HIGH-THROUGHPUT METHODS FOR IN SILICO DISCOVERY OF PEPTIDES, PROTEINS, AND POST-TRANSLATIONAL MODIFICATIONS IN PROTEOMICS
Series: Final Public Oral Examinations
Location: Elgin Room (E-Quad A224)
Date/Time: Monday, September 24, 2012, 4:30 p.m. - 6:00 p.m.
The field of proteomics seeks to address a grand problem in biology where large-scale determination of the gene and cellular function of an organism is directly analyzed at the protein level. Over the last decade, liquid chromatography coupled with tandem mass spectrometry (LC-MS/MS) has emerged as a prominent tool within the field due to the capacity for high-throughput and high-sensitivity experimental designs. The resulting output from LC-MS/MS systems often include thousands of MS/MS spectra, each of which is a complex piece of data that must be analyzed to extract relevant information about the proteins contained in a cellular sample. These data sets are often noisy and therefore require sophisticated and robust tools that are capable of efficiently processing the information. This thesis presents several mathematical models and algorithms that address three major areas of open research problems in proteomics: (1) post-translational modification (PTM) identification at the peptide level, (2) unmodified and modified protein identification, and (3) determination of optimal biomarker combinations.
When conducting a LC-MS/MS experiment, the prime objective is the identification of
a complete list of samples proteins along with all identified PTMs. This is a major challenge due to the vast increase in computational complexity obtained from introduction of over 900 modifications to a typical 20 amino acid universe. Two novel algorithms were developed based on integer linear optimization for (1) the identification of a comprehensive list of all proteins and (2) the untargeted identification of all modifications along a template peptide sequence. Existing peptide identification algorithms are utilized to initially determine all unmodified peptides which are input to the protein identification algorithm to determine the list of all sample proteins. An untargeted search for all modified amino acid sites within the protein list is then performed using a universal set of all PTMs. Demonstration of these algorithms results in superior accuracy on both small and large-scale data sets when benchmarked against existing state-of-the art methods. The complete suite of algorithms was fully integrated into a webtool that was made freely available to the scientific community (http://pumpd.princeton.edu).

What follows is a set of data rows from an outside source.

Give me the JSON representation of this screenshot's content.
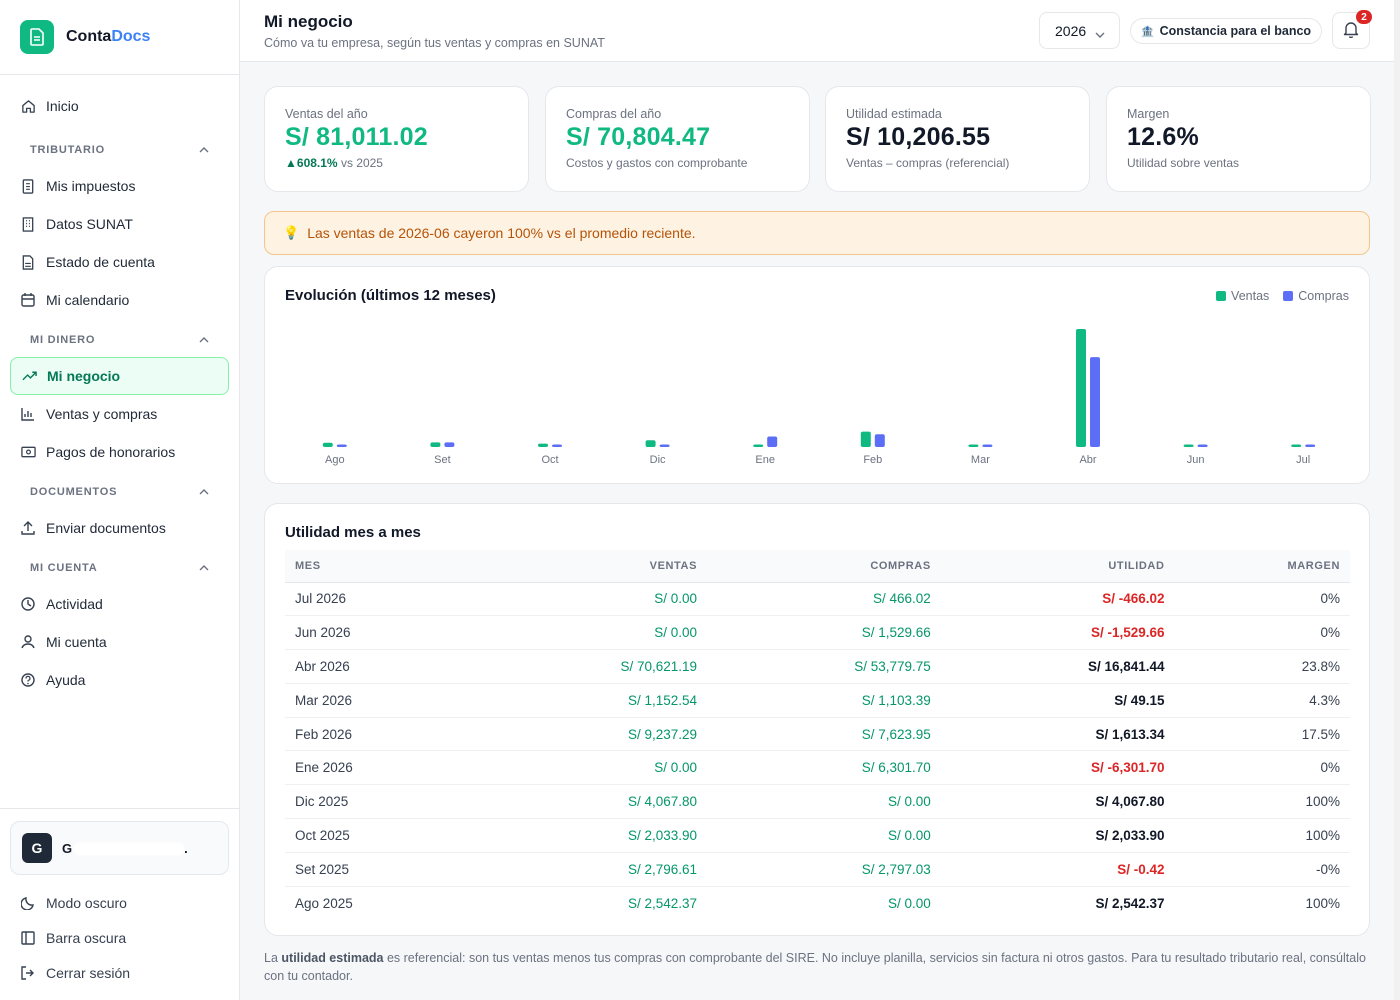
{
  "brand": {
    "name_main": "Conta",
    "name_accent": "Docs"
  },
  "nav": {
    "home": "Inicio",
    "sections": [
      {
        "title": "TRIBUTARIO",
        "items": [
          "Mis impuestos",
          "Datos SUNAT",
          "Estado de cuenta",
          "Mi calendario"
        ]
      },
      {
        "title": "MI DINERO",
        "items": [
          "Mi negocio",
          "Ventas y compras",
          "Pagos de honorarios"
        ]
      },
      {
        "title": "DOCUMENTOS",
        "items": [
          "Enviar documentos"
        ]
      },
      {
        "title": "MI CUENTA",
        "items": [
          "Actividad",
          "Mi cuenta",
          "Ayuda"
        ]
      }
    ]
  },
  "account": {
    "initial": "G",
    "name_start": "G",
    "name_end": "."
  },
  "bottom": {
    "dark_mode": "Modo oscuro",
    "dark_bar": "Barra oscura",
    "logout": "Cerrar sesión"
  },
  "header": {
    "title": "Mi negocio",
    "subtitle": "Cómo va tu empresa, según tus ventas y compras en SUNAT",
    "year": "2026",
    "bank_button": "Constancia para el banco",
    "notifications": "2"
  },
  "kpis": [
    {
      "label": "Ventas del año",
      "value": "S/ 81,011.02",
      "delta": "608.1%",
      "sub": "vs 2025"
    },
    {
      "label": "Compras del año",
      "value": "S/ 70,804.47",
      "sub": "Costos y gastos con comprobante"
    },
    {
      "label": "Utilidad estimada",
      "value": "S/ 10,206.55",
      "sub": "Ventas – compras (referencial)"
    },
    {
      "label": "Margen",
      "value": "12.6%",
      "sub": "Utilidad sobre ventas"
    }
  ],
  "alert": "Las ventas de 2026-06 cayeron 100% vs el promedio reciente.",
  "chart": {
    "title": "Evolución (últimos 12 meses)"
  },
  "chart_data": {
    "type": "bar",
    "categories": [
      "Ago",
      "Set",
      "Oct",
      "Dic",
      "Ene",
      "Feb",
      "Mar",
      "Abr",
      "Jun",
      "Jul"
    ],
    "series": [
      {
        "name": "Ventas",
        "color": "#10b981",
        "values": [
          2542.37,
          2796.61,
          2033.9,
          4067.8,
          0,
          9237.29,
          1152.54,
          70621.19,
          0,
          0
        ]
      },
      {
        "name": "Compras",
        "color": "#5b6ef5",
        "values": [
          0,
          2797.03,
          0,
          0,
          6301.7,
          7623.95,
          1103.39,
          53779.75,
          1529.66,
          466.02
        ]
      }
    ]
  },
  "table": {
    "title": "Utilidad mes a mes",
    "headers": [
      "MES",
      "VENTAS",
      "COMPRAS",
      "UTILIDAD",
      "MARGEN"
    ],
    "rows": [
      {
        "mes": "Jul 2026",
        "ventas": "S/ 0.00",
        "compras": "S/ 466.02",
        "utilidad": "S/ -466.02",
        "margen": "0%",
        "neg": true
      },
      {
        "mes": "Jun 2026",
        "ventas": "S/ 0.00",
        "compras": "S/ 1,529.66",
        "utilidad": "S/ -1,529.66",
        "margen": "0%",
        "neg": true
      },
      {
        "mes": "Abr 2026",
        "ventas": "S/ 70,621.19",
        "compras": "S/ 53,779.75",
        "utilidad": "S/ 16,841.44",
        "margen": "23.8%",
        "neg": false
      },
      {
        "mes": "Mar 2026",
        "ventas": "S/ 1,152.54",
        "compras": "S/ 1,103.39",
        "utilidad": "S/ 49.15",
        "margen": "4.3%",
        "neg": false
      },
      {
        "mes": "Feb 2026",
        "ventas": "S/ 9,237.29",
        "compras": "S/ 7,623.95",
        "utilidad": "S/ 1,613.34",
        "margen": "17.5%",
        "neg": false
      },
      {
        "mes": "Ene 2026",
        "ventas": "S/ 0.00",
        "compras": "S/ 6,301.70",
        "utilidad": "S/ -6,301.70",
        "margen": "0%",
        "neg": true
      },
      {
        "mes": "Dic 2025",
        "ventas": "S/ 4,067.80",
        "compras": "S/ 0.00",
        "utilidad": "S/ 4,067.80",
        "margen": "100%",
        "neg": false
      },
      {
        "mes": "Oct 2025",
        "ventas": "S/ 2,033.90",
        "compras": "S/ 0.00",
        "utilidad": "S/ 2,033.90",
        "margen": "100%",
        "neg": false
      },
      {
        "mes": "Set 2025",
        "ventas": "S/ 2,796.61",
        "compras": "S/ 2,797.03",
        "utilidad": "S/ -0.42",
        "margen": "-0%",
        "neg": true
      },
      {
        "mes": "Ago 2025",
        "ventas": "S/ 2,542.37",
        "compras": "S/ 0.00",
        "utilidad": "S/ 2,542.37",
        "margen": "100%",
        "neg": false
      }
    ]
  },
  "footnote": {
    "prefix": "La ",
    "bold": "utilidad estimada",
    "text": " es referencial: son tus ventas menos tus compras con comprobante del SIRE. No incluye planilla, servicios sin factura ni otros gastos. Para tu resultado tributario real, consúltalo con tu contador."
  }
}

Using the above algorithms, gingival crevicular fluid (GCF) samples were analyzed to
identify novel biomarker combinations of proteins that could effectively diagnose individuals that are either periodontally healthy (PH) or afflicted with chronic periodontitis (CP). A training set of 12 PH and 12 CP samples identified 432 human and 30 bacterial proteins, 150 of which were not previously identified in large-scale proteomics analysis. GCF samples were obtained from 72 additional subjects, and a mixed-integer optimization model was developed to identify the optimal combination of biomarkers for diagnosis of PH or CP individuals. A thorough cross-validation of the model capability was performed on a training set of 55 samples, and greater than 99% accuracy was consistently achieved. The model was then tested on two blind test sets, and using an optimal combination of 7 human proteins and 3 bacterial proteins, the model was able to correctly predict 40 out of 41 PH and CP samples.